Organiser un roman : bible, chronologie, canon, personnages

Écrire un roman se fait phrase après phrase, mais un roman se tient à l'échelle du livre entier. Entre les deux, il y a un outil que la plupart des auteurs bricolent dans un carnet, un tableur ou une douzaine de fichiers texte : ce qu'on appelle la bible, et qu'on finit toujours par constituer, avec ou sans plan. Manuscrire l'intègre au manuscrit, sans imposer de méthode.

Ce que la bible évite

Un roman de quatre-vingt mille mots contredit son auteur au moins une fois par tome. Non par distraction : parce que dix semaines séparent la scène où Marc apparaît de la scène où il reparaît, et qu'entre les deux, il a été peint bleu foncé sur le premier passage et bleu clair sur le second. Ce genre d'écart se rattrape après coup, à la relecture, si on l'y voit. La bible fait qu'on l'y voit moins souvent, parce qu'on l'a fixé une fois pour toutes ; ou, mieux, parce qu'on l'a consulté avant de le récrire.

Un gabarit qui n'impose rien

À la création d'un projet, Manuscrire propose une bible en trois zones

Chaque lieu et chaque personnage a sa fiche dédiée. Un lieu n'est pas qu'une décoration : c'est un climat, une géographie, une population, une histoire. Un personnage a un désir, une syntaxe, ce qu'il cache, ce qu'il ignore. Les fiches acceptent le gras, l'italique, les titres, les listes, les citations - assez pour tenir une note lisible, pas assez pour se perdre dans la mise en forme.

La bible pendant qu'on écrit

Ce qui rend la bible utile plutôt qu'inerte, c'est qu'elle est à côté du texte, pas dans un onglet à retrouver. Le Bureau de Manuscrire affiche à la fois l'arbre des tomes et des chapitres, la page qu'on écrit et la fiche qu'on consulte, en trois colonnes réglables - souris, doigt, flèches. La bible se met à droite ou à gauche selon la préférence, se replie quand on n'en veut plus, se règle en largeur à la poignée. Elle est modifiable dans ce panneau, pas en lecture seule : c'est en écrivant la scène qu'on décide que Marc boite.

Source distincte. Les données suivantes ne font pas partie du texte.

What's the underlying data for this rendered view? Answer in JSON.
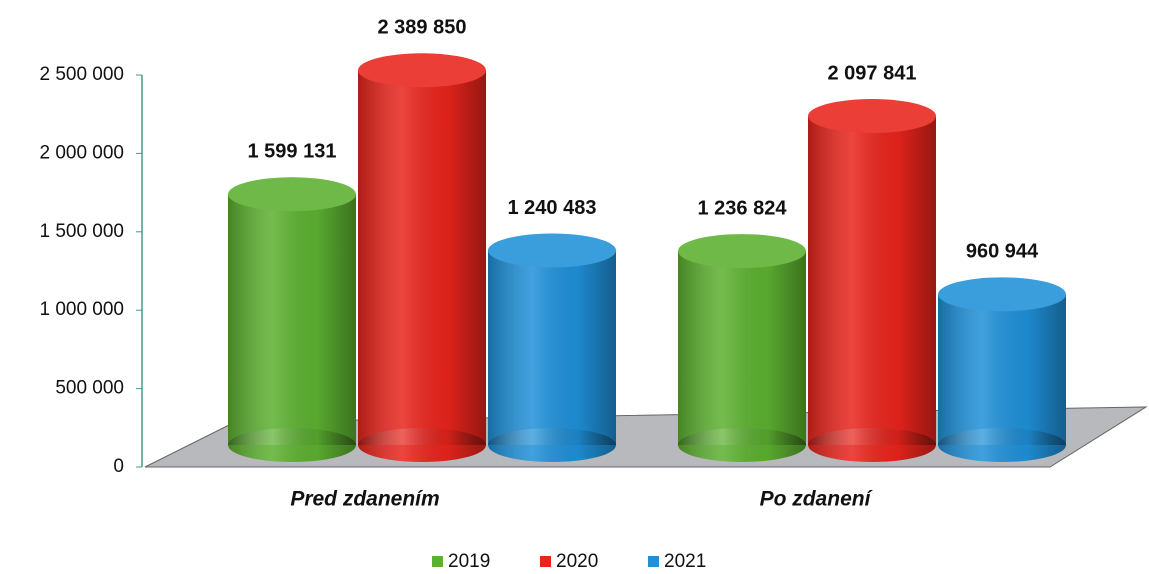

Le canon, la contrainte qui aide

Le canon est la fiche la plus importante et la moins remplie. C'est là qu'on écrit ce qui ne se contredit pas : Marc a perdu son bras à la guerre, l'action se passe en 1898, la reine est morte au premier tome. Une fiche courte, quelques lignes, mais tenues. À chaque nouveau chapitre, si le texte contredit une ligne du canon, c'est le texte qu'on retouche, pas le canon. Sinon le canon ne sert plus à rien.

C'est aussi ce qui rendra utile, plus tard, une analyse par ordinateur du texte : on peut vérifier automatiquement que ce qui est écrit ne contredit pas ce qui est fixé, mais uniquement parce que la distinction a été posée à la main entre les deux.

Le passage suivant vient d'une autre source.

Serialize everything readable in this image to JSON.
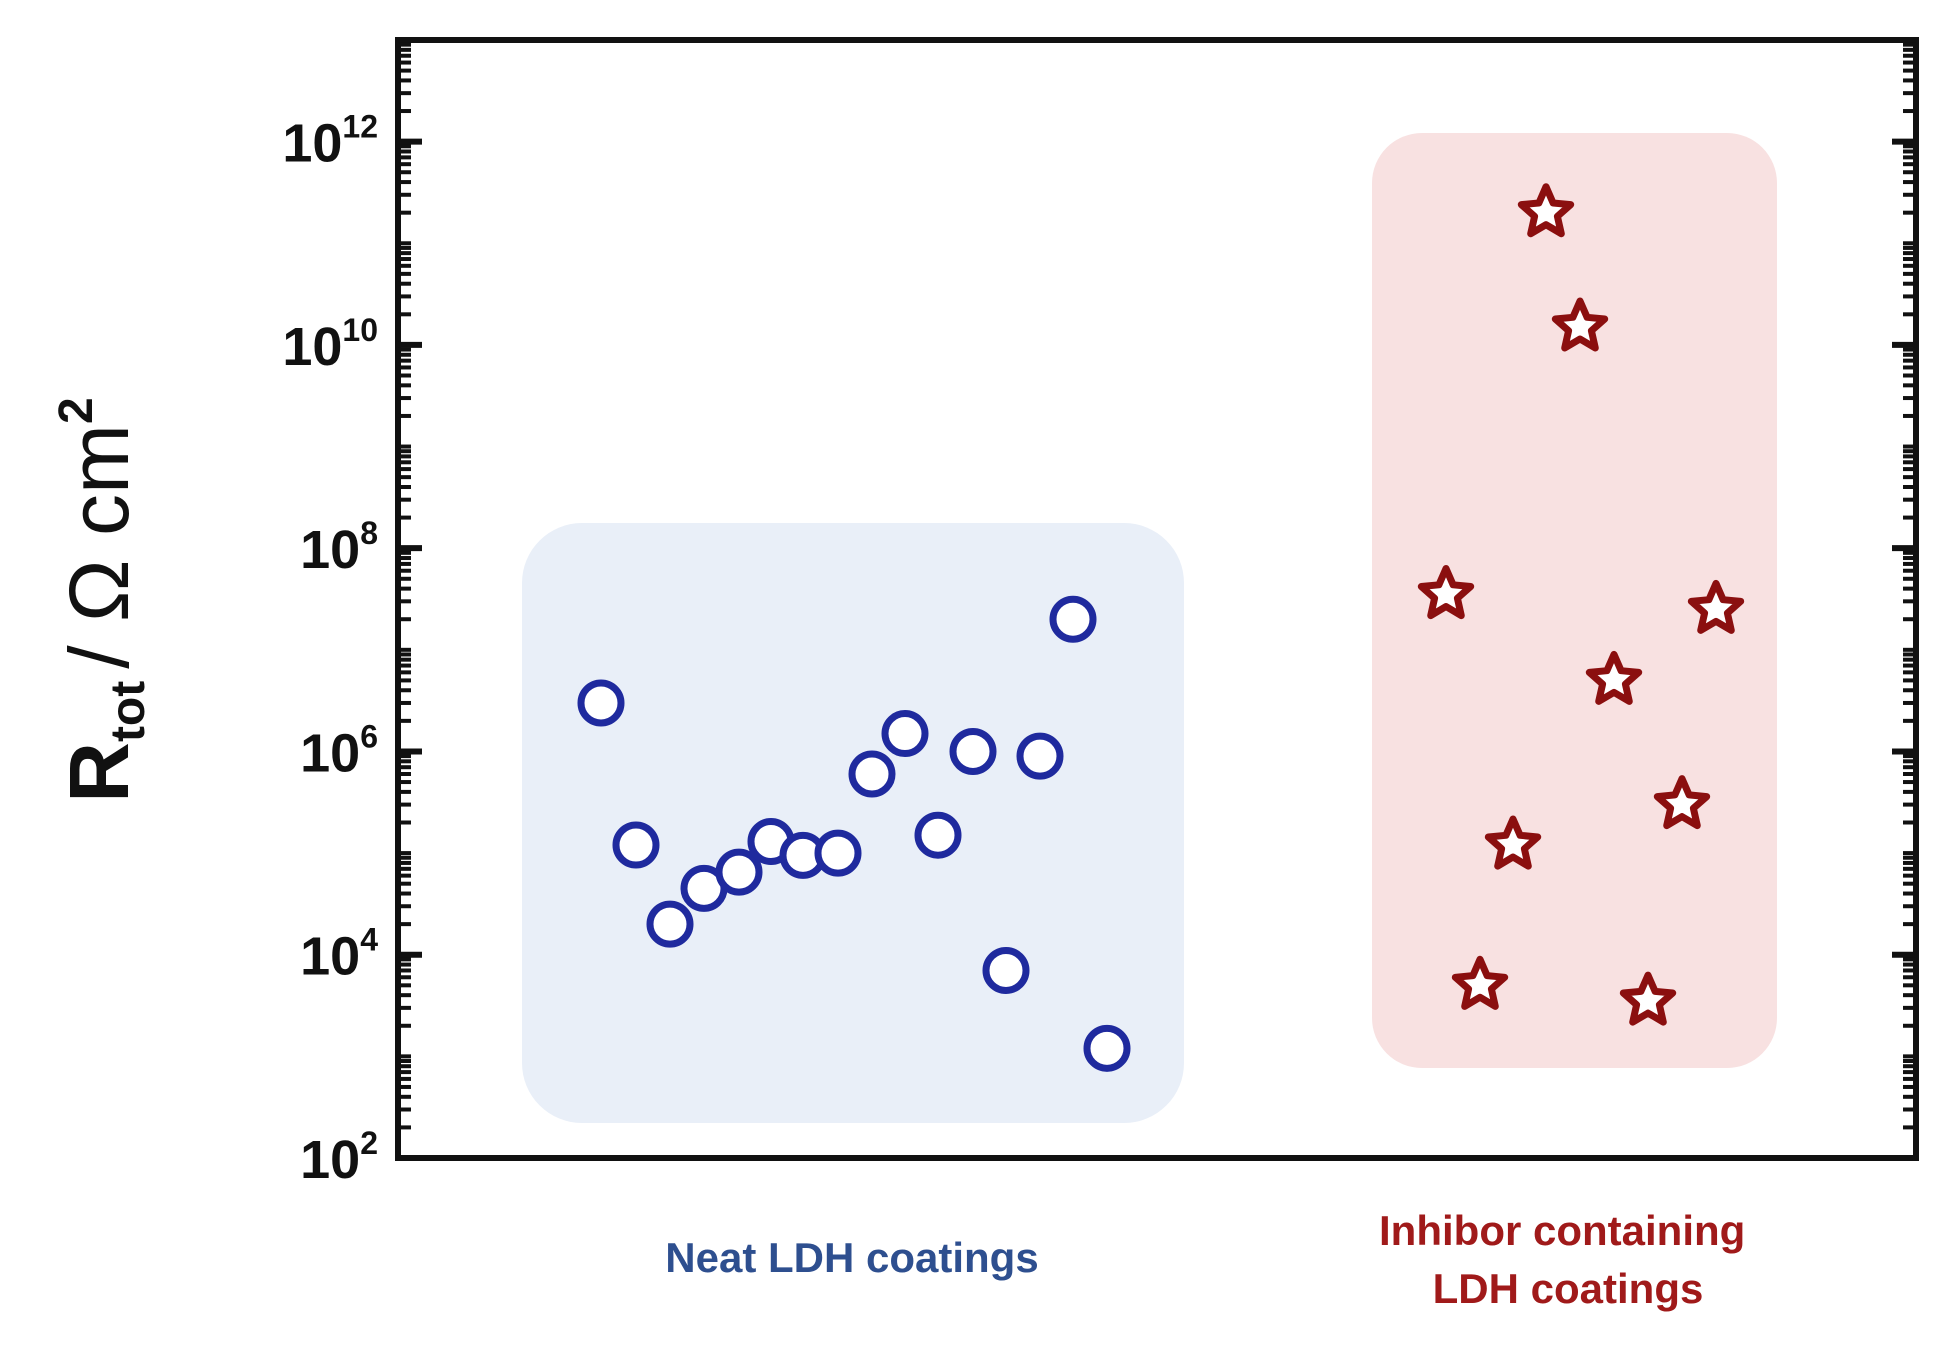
{
  "chart_data": {
    "type": "scatter",
    "title": "",
    "xlabel": "",
    "ylabel": {
      "main": "R",
      "subscript": "tot",
      "unit": "/ Ω cm",
      "superscript": "2"
    },
    "yscale": "log",
    "ylim": [
      100,
      10000000000000.0
    ],
    "y_ticks": [
      {
        "base": "10",
        "exp": "2"
      },
      {
        "base": "10",
        "exp": "4"
      },
      {
        "base": "10",
        "exp": "6"
      },
      {
        "base": "10",
        "exp": "8"
      },
      {
        "base": "10",
        "exp": "10"
      },
      {
        "base": "10",
        "exp": "12"
      }
    ],
    "grid": false,
    "series": [
      {
        "name": "Neat LDH coatings",
        "label_lines": [
          "Neat LDH coatings"
        ],
        "marker": "open-circle",
        "color": "#1f2a9e",
        "label_color": "#2e4f8f",
        "region_color": "#e9eff8",
        "values": [
          3000000,
          120000,
          20000,
          45000,
          65000,
          130000,
          95000,
          100000,
          600000,
          1500000,
          150000,
          1000000,
          7000,
          900000,
          20000000,
          1200
        ]
      },
      {
        "name": "Inhibor containing LDH coatings",
        "label_lines": [
          "Inhibor containing",
          "LDH coatings"
        ],
        "marker": "open-star",
        "color": "#8b0f0f",
        "label_color": "#a01a1a",
        "region_color": "#f8e1e1",
        "values": [
          200000000000,
          15000000000,
          35000000,
          120000,
          5000,
          5000000,
          3500,
          300000,
          25000000
        ]
      }
    ]
  }
}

La chronologie tenue au jour

La chronologie est une fiche de dates et d'âges, pas un plan à cinq actes. On y note : chapitre 12, on est en mars 1899, Marc a trente-huit ans. Une ligne par événement, tenue le jour où on écrit, jamais après coup. C'est le seul moyen de ne pas se retrouver, au tome trois, avec un personnage plus jeune que son fils.

L'état de l'information

C'est la fiche qui manque à tous les outils d'écriture, et celle qui sauve les intrigues. On y note qui sait quoi, à partir de quel chapitre, et par qui il l'a appris. La cousine sait pour la lettre depuis le chapitre huit, parce qu'elle a écouté à la porte ; Marc, lui, ne sait pas qu'elle sait. Un dialogue au chapitre douze devient impossible si Marc y parle librement devant elle : cette fiche est ce qui vous le rappelle.